Catholic leaders in Belarus celebrated the annual week dedicated to Christian unity by gathering and breaking bread with local heads of Orthodox, Lutheran and other other Christian denominations.
From January 18 – 25, Christians around the globe marked the Octave of Prayer for Christian Unity, a time when members from various denominations traditionally meet to pray together for unification efforts among the faithful.
In Minsk, the capital of Belarus, Catholic Archbishop Kondrusiewicz and Orthodox Metropolitan Filaret of Minsk and Sluzk hosted various initiatives, including daily prayer with Belarusians from numerous Christian backgrounds and traditions.
At a joint celebration on Jan. 22, at the Cathedral of the Blessed Virgin Mary in Minsk, Catholics, Orthodox, Eastern Catholics, Lutherans and Christians of other denominations gathered to pray, preach and symbolically share a large loaf of bread.
In a Jan. 20 interview with global charity Aid to the Church in Need, Archbishop Kondrusiewicz remembered the words of Pope John Paul II, who said the churches in East and West were like two separate “lungs” and that "Europe must breathe again with both lungs."
The archbishop said that not only do all the Christian denominations “share the desire for unity,” but that they also seek dialogue with the Jewish and Muslim communities as well.

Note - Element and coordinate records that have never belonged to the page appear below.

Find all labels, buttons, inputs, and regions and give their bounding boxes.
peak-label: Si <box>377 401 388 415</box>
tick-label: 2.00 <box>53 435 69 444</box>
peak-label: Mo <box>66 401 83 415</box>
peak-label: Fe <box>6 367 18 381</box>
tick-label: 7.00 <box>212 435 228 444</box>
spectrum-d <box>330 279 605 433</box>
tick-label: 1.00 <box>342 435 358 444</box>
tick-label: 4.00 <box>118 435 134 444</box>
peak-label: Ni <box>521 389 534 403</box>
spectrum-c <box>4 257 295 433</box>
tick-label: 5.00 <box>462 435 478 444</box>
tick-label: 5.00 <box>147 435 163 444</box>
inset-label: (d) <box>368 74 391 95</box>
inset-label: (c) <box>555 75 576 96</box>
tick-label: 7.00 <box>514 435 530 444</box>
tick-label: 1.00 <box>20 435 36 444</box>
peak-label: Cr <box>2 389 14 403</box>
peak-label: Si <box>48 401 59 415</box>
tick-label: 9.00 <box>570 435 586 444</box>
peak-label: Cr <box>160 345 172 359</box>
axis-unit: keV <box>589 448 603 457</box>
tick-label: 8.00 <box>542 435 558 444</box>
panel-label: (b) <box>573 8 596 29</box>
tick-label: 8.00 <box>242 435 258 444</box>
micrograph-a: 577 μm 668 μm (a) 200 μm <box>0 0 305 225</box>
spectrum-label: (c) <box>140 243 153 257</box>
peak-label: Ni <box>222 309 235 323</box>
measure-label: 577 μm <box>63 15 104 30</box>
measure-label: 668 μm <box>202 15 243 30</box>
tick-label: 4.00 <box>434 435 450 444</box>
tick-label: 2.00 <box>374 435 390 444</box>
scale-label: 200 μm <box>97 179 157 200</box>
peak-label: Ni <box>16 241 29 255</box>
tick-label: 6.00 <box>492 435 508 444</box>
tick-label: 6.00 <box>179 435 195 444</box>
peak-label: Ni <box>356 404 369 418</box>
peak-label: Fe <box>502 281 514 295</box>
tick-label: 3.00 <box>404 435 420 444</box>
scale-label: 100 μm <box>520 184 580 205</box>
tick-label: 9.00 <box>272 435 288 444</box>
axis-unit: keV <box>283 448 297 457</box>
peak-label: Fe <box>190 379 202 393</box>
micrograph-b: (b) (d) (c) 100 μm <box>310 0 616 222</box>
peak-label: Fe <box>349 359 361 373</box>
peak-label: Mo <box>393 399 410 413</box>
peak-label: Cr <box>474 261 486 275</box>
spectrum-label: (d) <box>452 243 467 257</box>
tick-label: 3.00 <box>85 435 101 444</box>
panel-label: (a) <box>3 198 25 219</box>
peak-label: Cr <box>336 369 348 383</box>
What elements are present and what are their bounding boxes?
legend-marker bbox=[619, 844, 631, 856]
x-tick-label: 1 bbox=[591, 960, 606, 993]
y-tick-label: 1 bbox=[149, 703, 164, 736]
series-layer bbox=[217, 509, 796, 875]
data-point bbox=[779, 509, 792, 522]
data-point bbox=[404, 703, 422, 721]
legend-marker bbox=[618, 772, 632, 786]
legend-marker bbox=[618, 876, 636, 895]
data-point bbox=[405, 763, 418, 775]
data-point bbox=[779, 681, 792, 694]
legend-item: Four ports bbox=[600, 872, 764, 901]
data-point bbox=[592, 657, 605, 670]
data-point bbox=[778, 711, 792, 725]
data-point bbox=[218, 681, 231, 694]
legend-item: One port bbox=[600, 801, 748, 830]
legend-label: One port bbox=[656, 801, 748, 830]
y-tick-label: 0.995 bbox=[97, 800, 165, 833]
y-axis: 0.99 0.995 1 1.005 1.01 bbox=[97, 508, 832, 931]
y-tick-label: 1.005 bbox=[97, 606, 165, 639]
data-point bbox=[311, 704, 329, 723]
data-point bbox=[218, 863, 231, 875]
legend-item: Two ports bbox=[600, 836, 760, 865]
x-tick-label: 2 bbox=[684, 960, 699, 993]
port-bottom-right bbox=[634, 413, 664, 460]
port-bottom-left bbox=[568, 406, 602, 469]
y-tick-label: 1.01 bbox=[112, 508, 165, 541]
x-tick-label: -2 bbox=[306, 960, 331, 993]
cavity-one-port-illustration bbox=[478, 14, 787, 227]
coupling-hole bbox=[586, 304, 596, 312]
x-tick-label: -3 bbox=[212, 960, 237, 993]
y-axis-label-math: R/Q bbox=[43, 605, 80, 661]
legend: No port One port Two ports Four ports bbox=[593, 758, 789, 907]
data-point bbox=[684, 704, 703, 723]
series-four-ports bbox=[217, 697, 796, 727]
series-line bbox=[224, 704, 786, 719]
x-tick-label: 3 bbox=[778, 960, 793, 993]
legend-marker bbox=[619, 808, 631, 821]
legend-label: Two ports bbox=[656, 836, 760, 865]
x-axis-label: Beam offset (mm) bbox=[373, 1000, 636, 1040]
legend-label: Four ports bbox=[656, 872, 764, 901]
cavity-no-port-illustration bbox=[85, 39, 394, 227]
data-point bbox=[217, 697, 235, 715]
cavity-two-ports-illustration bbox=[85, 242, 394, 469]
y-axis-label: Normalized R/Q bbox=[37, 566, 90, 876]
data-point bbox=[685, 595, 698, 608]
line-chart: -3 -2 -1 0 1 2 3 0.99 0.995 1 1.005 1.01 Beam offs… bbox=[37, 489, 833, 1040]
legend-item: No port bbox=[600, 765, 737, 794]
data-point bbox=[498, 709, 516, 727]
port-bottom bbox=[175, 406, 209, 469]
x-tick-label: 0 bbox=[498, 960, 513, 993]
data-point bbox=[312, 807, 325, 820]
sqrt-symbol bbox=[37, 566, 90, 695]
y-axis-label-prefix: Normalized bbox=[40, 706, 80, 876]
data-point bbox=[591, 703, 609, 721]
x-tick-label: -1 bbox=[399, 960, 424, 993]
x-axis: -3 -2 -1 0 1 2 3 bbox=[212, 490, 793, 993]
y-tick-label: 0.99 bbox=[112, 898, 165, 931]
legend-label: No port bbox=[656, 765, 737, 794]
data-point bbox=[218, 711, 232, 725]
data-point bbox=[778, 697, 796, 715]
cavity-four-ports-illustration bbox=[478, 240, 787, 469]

Archbishop Kondrusiewicz said that the relationship between the Orthodox and the Catholic Churches is very peaceful and cordial. The Orthodox Church accounts for roughly 80 percent of the citizens of Belarus, while 14 percent or around 300,000 are Catholics.
He said leaders from both traditions meet together regularly, and both churches see it as their common mission to live the Christian faith and share it with others.
Archbishop Kondrusiewicz also spoke on the issues that individuals are facing in modern Belarus such as alcoholism, drug addiction, and high rates of divorce and abortions. He said that these problems call upon Christians more than ever to unify and be effective witnesses within society.
"Giving witness means that all the faithful, and above all the laity, are called to become more active," he said.